Sind Autoren Stubenhocker?

  • Die Tätigkeit bringt es notgedrungen mit sich: man benötigt ein Schreibgerät und bedient dieses meist in sitzender Position. Die Wenigsten werden ihre Texte noch handschriftlich niederlegen, selbst die gute alte Schreibmaschine hat wahrscheinlich bei den Meisten ausgedient. Bleibt also der PC, am besten der Laptop, die aber beide für den Outdoor-Betrieb nicht unbedingt gut geeignet sind.
    Daraus schließe ich, dass Autoren die meiste Zeit ihres Tages am Schreibtisch vor dem Computer verbringen. Indiz hierfür ist auch die rege Frequentierung dieses Forums von Autoren-Büchereulen zu allen Tages- und Nachtzeiten. Klar, PC und Internet sind praktisch eins.
    Andere gehen irgendwann vom Arbeitsplatz nach Hause, der Autor nicht, denn er ist schon dort.

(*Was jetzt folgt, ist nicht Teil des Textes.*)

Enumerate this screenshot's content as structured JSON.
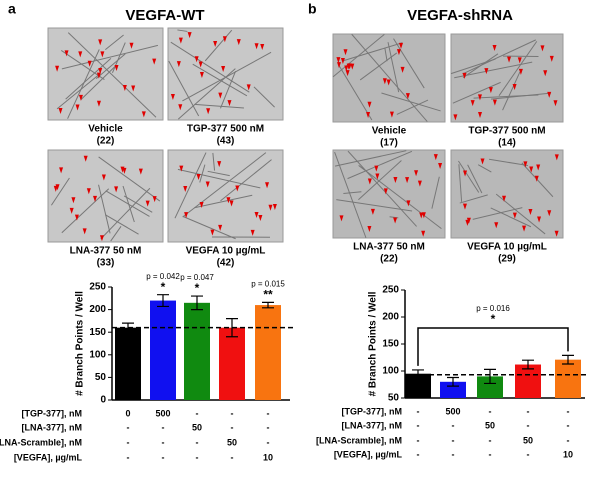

    Aus diesem Grunde frage ich mich, ob ich richtig liege mit meiner Annahme, dass Autoren ihre Zeit (abgesehen vom Schlafen, Urlaub oder Kirchenbesuch) hauptsächlich


    a) zu Hause
    b) vor dem PC und
    c) im Internet


    verbringen.


    Wird man als Autor zum Stubenhocker? Kommt man weniger raus und unter andere Leute?

    :flowersIf you don't succeed at first - try, try again.



    “I wasn't born a fool. It took work to get this way.”
    (Danny Kaye) :flowers

  • Mmm. Ich habe mal irgendwo gelesen, dass Autoren unsoziale Wesen seien. Das passt sicher zu dem Zeitraum, wenn Autoren schreiben. Wenn's gut läuft, versinke ich dann tatsächlich in der Welt der Geschichte, an der ich arbeite. Hab schon mal über eine Fütterungsautomatik für Autoren nachgedacht - unter der Tür kann man bestenfalls eine Pizza durchschieben, und das wird auf dauer auch langweilig.


    Ansonsten bin ich sehr gerne an der frischen Luft. Spazierengehen, Joggen, Rennradfahren liebe ich sehr. Und da sich ein Großteil der Arbeit eines Schriftstellers im Kopf abspielt, kann ich zu diesen Zeiten hervorragend über neue Geschichten nachdenken. Manchmal kommen mir auf dem Rad die besten Ideen - wenn der Kopf mal richtig freigepustet wird.
    Außerdem sitzen Leute mit einem Bürojob notgedrungen auch meistens acht Stunden am Tag vor dem PC.


    Dean

  • Seit ich sehr viel schreibe, bin ich auch nicht mehr oder weniger draußen als vorher. Eine Partymaus war ich noch nie, solche Massenveranstaltungen wie Disco, Karneval oder Konzerte mag ich sowieso nicht.
    Aber durch die Hunde war ich immer viel draußen, wenn ich reite (jetzt nicht mehr regelmäßig, aber als ich noch so wohnte, dass ich die Möglichkeit günstig und nah hatte, jeden Tag auf dem Pferd) sowieso. Da momentan leider noch hundelos ist es etwas weniger, das aber auch, weil ich bei dem Wetter keine große Lust verspüre raus zu gehen.
    Aber wenn es schön ist, gehe ich gern auch mal ganz spontan raus.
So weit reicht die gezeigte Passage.